Mas foi naquele tempo, então, que aconteceu uma insólita história de amor entre dois sapatos pretos.
Tinham sido gerados e executados, no planeta mais próximo do Sol, onde tudo brilha e reluz e a fantasia se multiplica na imensidão dos espelhos. Num planeta onde, por isso, nada podia ser escondido: nem os objectos, nem os sentimentos, nem mesmo os pensamentos, porque tudo, irremediavelmente tudo, era uma eterna exposição de onde exalava uma espécie de vida reluzente e encantadora, capaz de fazer daquele lugar um paraíso mágico, sem a mentira. A única excepção eram os sapatos, por serem pretos, o que fazia deles motivo de muitas conversas, porque destoavam naquele lugar e por isso, sentiam-se incomodados e obrigados a viverem só um para o outro. Tinham sido gerados com um lapso de tempo, entre ambos, sem significado, mas suficiente para mantendo-se juntos experimentarem uma imensidade de possibilidades, mais ou menos ricas, capazes de os dotarem de acções ou comportamentos construtivos e encorajantes (criativos) ou, pelo contrário, restritivos ou destrutivos e, mais do que isso, muito punitivos. Tentando, cada um deles, agir sobre a experiência do outro, ou da sua própria, e receando cair, inconscientemente, nos extremos daquelas, os sapatos pretos, não fugiram à regra, ao resguardarem-se, por certo tempo, naquela peculiar embalagem, que lhes era totalmente adequada, compatível com a sua natureza diferente. Não saberiam eles, que assim estavam a usar os seus “mecanismos de defesa”, socorrendo-se a uma dupla violência?
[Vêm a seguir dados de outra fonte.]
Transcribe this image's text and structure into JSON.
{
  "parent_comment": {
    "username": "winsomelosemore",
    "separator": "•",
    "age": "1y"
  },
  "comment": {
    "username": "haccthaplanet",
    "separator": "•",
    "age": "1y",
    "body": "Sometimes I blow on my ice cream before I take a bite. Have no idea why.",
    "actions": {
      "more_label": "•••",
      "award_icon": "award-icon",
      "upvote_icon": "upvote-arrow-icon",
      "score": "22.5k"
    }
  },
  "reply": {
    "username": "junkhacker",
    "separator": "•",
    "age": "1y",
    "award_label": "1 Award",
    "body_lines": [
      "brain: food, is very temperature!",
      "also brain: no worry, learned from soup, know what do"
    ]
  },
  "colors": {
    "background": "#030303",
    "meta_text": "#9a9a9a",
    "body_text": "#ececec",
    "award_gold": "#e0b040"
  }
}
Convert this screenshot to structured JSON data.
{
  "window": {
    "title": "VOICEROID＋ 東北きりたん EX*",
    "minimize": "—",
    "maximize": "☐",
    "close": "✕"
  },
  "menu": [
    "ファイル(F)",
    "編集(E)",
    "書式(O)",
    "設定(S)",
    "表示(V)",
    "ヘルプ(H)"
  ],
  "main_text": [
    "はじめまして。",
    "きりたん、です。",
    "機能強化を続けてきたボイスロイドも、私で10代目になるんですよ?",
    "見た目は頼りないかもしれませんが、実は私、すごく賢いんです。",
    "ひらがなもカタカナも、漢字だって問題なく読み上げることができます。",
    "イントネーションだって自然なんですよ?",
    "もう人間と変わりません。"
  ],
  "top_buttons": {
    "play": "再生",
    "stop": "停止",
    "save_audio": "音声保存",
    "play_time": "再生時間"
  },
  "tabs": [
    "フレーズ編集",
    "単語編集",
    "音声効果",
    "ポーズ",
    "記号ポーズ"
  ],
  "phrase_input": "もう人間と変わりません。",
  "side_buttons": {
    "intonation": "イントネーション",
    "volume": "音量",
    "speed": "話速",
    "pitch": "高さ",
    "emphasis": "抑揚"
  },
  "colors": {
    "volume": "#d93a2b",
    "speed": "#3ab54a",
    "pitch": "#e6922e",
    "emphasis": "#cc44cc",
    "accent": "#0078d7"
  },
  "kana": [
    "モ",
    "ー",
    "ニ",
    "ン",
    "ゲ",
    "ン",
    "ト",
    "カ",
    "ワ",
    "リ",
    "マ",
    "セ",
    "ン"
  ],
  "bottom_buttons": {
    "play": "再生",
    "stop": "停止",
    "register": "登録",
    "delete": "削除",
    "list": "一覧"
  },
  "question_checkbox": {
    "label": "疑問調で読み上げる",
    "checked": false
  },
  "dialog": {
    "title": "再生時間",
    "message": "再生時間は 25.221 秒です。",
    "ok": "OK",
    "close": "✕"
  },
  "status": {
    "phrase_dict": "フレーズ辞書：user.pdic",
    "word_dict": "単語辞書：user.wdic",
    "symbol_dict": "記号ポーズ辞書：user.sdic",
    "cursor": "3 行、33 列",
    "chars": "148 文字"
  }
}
Se, por um lado, estavam alheados do mundo “real”, por outro, conhecendo-se como se conheciam, agiam não só sobre si mesmos, mas sobre o outro, numa atitude de reciprocidade, inúmeras vezes nefasta. Não constituíam os sapatos um par que se completavam, necessários a cada um dos pés que os calçava?
Ambos tinham o sentido da negação das experiências porque tinham passado, ambos se sentiam insatisfeitos, porquanto se encontravam num isolamento provisório, à espera, porventura, de uma solidão perpétua. Estavam como dois indivíduos, sem coisa alguma entre eles, e o seu problema, ou um dos seus problemas, era criar algo a partir de nada, num acto de imaginação.
Rezam as vozes, que um dos sapatos queria a todo o custo criar-se a si próprio, porque possuía um sentimento profundo de que fora “ mal criado”, criado apenas para ser destruído, também no brilho, quer estivesse na saca, ou nos Oceanos, no pé de uma sereia. Mas do outro, rezavam as vozes de que andava alienado, iniciado no desespero e prestes a terminar no fracasso.
Desta forma, não era fácil a dois sapatos, de pés distintos, encontrarem-se e fazerem parte da mesma história de amor, para a eternidade, porque isso implicaria uma confiança profunda na integridade do “eu”, profundamente abalada.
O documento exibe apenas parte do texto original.